Martin Scorsese (“Taxi Driver”/”Raging Bull”/”Goodfellas”) directs a misconceived remake of J. Lee Thompson’s modestly budgeted b/w 1962 film noir version starring Gregory Peck and Robert Mitchum. All it does is keep the same nasty psycho ex-con character going after the lawyer and threatening his family, leaving the same unpleasant scene without adding much that’s meaningful to such a slight tale (a tale that most likely got all it could out of its story the first time around). Mitchum, after brilliantly playing the sadist with a brooding menace, returns for a brief cameo as the town law man, and might be the best thing about this big budget (made for a reported $34 million) wide-screen color pic (Peck as the psycho’s attorney and Martin Balsam as the judge also return in brief cameos). There’s nothing about this ugly brutal film that’s improved to warrant it being remade. It follows along the same formulaic path as the original, and offers the same meager results. Except this time it isn’t fresh. The script by Wesley Strick fails on the whole, working only in parts. What it does is add on modern sensibilities and it makes the lawyer less honorable and the felon more nasty. Though not an artistic success, the commercial film was a box office success.

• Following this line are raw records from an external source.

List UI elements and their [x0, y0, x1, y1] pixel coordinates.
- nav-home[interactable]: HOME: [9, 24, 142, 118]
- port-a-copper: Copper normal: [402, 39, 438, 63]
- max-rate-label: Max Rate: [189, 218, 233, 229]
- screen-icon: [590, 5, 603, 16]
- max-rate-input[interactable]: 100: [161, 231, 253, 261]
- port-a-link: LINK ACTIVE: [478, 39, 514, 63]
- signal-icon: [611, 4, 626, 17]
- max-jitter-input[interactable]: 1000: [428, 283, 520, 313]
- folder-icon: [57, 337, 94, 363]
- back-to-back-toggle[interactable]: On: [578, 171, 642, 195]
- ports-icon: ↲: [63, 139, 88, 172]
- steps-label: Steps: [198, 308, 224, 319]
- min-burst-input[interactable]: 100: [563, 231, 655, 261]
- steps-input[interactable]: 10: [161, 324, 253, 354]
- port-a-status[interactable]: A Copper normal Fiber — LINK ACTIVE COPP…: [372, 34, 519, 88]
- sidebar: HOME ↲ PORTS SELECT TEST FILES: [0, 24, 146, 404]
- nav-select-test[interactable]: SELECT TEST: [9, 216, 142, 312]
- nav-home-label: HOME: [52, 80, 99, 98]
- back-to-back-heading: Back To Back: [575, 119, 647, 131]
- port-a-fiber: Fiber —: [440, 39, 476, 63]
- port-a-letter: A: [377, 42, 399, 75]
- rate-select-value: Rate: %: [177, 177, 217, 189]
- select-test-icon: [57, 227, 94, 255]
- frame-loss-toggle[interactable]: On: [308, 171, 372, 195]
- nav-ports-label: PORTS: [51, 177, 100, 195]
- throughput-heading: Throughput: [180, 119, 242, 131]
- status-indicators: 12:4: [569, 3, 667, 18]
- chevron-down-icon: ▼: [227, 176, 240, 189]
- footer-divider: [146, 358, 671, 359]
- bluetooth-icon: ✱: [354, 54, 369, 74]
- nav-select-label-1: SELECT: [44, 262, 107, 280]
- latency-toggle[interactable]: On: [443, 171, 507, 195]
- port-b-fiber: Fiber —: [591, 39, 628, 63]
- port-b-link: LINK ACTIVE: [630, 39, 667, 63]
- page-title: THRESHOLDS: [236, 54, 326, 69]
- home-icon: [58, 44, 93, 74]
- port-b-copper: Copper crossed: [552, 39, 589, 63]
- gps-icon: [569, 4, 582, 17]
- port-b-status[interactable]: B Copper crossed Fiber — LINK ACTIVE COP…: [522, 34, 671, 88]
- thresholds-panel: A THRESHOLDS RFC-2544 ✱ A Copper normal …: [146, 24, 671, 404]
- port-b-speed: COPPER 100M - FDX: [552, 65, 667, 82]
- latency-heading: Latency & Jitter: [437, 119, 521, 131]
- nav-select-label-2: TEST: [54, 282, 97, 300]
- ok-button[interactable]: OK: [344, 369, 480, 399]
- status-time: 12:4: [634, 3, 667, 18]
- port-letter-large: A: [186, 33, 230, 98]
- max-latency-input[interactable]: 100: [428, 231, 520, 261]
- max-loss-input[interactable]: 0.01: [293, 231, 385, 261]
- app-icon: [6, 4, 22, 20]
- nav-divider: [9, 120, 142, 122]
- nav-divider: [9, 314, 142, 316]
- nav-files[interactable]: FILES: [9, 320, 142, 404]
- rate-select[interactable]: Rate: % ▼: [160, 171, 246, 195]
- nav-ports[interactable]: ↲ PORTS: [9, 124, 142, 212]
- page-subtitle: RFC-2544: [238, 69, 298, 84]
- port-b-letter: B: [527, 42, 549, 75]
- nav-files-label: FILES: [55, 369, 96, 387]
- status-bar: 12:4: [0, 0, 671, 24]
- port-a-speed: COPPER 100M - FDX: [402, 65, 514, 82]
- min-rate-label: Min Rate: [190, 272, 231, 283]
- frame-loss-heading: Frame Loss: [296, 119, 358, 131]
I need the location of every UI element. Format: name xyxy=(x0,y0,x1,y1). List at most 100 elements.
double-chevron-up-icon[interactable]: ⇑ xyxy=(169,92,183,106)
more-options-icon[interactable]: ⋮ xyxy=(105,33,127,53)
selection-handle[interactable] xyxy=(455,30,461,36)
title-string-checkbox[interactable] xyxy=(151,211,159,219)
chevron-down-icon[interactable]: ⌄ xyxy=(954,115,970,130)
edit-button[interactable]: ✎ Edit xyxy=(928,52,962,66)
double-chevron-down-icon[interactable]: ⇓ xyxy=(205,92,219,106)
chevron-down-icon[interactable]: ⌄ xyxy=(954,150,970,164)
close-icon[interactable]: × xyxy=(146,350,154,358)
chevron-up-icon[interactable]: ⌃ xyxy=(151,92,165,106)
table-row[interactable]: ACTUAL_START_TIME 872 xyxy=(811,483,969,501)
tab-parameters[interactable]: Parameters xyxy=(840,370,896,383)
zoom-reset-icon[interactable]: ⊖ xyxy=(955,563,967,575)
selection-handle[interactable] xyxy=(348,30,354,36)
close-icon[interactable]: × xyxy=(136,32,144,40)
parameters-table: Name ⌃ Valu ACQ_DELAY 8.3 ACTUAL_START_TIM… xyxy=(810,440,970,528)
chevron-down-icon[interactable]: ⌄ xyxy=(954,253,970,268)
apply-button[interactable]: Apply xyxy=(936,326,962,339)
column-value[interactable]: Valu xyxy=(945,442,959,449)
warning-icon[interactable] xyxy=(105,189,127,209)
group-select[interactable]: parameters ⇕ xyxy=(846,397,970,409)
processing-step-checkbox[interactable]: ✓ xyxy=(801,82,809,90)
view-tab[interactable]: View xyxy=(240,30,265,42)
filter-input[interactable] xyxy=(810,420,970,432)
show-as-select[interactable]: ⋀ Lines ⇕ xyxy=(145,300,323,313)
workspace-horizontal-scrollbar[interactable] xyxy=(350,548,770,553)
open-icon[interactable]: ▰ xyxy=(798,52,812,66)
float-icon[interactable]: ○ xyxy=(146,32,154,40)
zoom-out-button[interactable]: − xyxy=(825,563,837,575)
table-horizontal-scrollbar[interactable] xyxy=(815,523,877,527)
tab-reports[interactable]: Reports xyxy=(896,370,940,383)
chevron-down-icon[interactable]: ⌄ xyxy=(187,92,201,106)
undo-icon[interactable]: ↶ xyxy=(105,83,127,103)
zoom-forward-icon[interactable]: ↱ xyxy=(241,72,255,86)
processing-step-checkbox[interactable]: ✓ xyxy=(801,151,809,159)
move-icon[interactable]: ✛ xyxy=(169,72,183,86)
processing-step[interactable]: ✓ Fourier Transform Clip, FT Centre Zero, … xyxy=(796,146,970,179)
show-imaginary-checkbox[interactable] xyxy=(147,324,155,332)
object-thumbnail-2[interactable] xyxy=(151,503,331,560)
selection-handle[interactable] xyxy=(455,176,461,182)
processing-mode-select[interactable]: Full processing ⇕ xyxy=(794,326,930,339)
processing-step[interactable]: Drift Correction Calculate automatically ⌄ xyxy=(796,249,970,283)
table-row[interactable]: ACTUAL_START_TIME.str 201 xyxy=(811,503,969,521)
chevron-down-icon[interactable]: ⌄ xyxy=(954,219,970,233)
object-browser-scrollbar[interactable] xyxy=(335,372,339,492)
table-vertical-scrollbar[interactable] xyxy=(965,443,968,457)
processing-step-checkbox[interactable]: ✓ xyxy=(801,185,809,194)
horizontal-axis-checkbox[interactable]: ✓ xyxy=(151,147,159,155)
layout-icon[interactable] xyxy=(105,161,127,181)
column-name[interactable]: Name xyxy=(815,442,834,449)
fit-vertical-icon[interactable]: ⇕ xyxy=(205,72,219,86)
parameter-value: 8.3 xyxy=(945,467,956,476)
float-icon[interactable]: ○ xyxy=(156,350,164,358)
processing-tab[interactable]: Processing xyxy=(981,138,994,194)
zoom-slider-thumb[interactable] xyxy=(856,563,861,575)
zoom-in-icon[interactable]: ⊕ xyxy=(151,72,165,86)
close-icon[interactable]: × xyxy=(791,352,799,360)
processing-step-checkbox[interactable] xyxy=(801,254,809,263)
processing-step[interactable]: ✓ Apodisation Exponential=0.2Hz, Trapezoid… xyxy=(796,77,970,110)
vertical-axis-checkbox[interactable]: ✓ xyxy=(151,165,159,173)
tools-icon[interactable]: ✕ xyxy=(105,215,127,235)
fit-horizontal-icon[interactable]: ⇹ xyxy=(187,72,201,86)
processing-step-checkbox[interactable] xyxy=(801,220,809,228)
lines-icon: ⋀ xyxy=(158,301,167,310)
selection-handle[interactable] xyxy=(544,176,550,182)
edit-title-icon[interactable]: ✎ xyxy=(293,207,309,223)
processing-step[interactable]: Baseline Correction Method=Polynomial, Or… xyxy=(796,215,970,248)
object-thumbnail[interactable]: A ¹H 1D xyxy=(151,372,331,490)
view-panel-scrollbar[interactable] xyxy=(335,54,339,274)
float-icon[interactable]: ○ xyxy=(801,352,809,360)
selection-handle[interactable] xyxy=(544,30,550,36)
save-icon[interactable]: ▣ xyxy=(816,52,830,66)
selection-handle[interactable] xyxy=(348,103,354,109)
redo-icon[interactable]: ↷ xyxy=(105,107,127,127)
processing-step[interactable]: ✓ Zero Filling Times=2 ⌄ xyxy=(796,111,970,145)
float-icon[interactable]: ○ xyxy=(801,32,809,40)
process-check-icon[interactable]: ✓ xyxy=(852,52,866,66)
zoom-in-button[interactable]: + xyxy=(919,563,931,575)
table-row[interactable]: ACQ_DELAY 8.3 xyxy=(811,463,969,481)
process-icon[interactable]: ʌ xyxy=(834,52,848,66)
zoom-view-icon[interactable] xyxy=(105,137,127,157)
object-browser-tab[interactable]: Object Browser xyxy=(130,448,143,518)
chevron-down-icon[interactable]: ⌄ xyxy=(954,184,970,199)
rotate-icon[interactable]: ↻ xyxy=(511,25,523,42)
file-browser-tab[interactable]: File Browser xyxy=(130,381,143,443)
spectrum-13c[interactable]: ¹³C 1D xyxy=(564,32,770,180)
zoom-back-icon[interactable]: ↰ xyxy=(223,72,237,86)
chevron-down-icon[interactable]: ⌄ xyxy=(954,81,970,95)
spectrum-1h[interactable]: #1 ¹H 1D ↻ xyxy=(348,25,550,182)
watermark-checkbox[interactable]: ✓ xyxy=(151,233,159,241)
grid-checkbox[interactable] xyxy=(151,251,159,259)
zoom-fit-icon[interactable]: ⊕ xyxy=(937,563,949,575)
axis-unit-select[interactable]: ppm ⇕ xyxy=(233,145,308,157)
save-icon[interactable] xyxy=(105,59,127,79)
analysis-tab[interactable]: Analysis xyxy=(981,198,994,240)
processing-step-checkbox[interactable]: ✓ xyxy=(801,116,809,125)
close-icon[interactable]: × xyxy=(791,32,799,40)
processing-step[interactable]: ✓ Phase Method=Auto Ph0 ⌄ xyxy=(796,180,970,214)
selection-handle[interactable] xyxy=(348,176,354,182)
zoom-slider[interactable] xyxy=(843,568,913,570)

After serving a 14 year prison sentence for a violent sexual assault, a heavily tattooed, Bible-spouting, self-educated Max Cady (Robert De Niro) is released and goes to New Essex, North Carolina to harass and seek vengeance on his former public defender Sam Bowden (Nick Nolte), someone he blames for botching his case by withholding evidence in the form of a report that could have acquitted him of the charges against him.

Sam has a strained marital relationship with his neurotic wife Julie (Jessica Lange) over his past indiscretions and this has affected his troubled teenage daughter Danielle (Juliette Lewis), who is rebellious and sexually curious. He’s also flirting with having an affair with colleague Lori Davis (Illeana Douglas). Cady zeroes in on the females as his sexual targets, and manages to get away with his shadowy designs by acting threatening but within the thin framework of the law.

It’s basically an exploitation shocker that’s a scary take on a family being preyed on by a maniac, whose sole purpose is to frighten the viewer in an entertaining way like a roller coast ride. This makes it not too much different from the usual Hollywood blockbuster thriller. What you get is a talented filmmaker lending his hand on such a feeble project by keeping it smartly stylish, technically sound, having a moody Bernard Herrmann score again in place and tweaking the story by expanding all the main characters as being problematic not only the psychopath.

The only thing I got out of this film is a sense of deja vu that I could do without.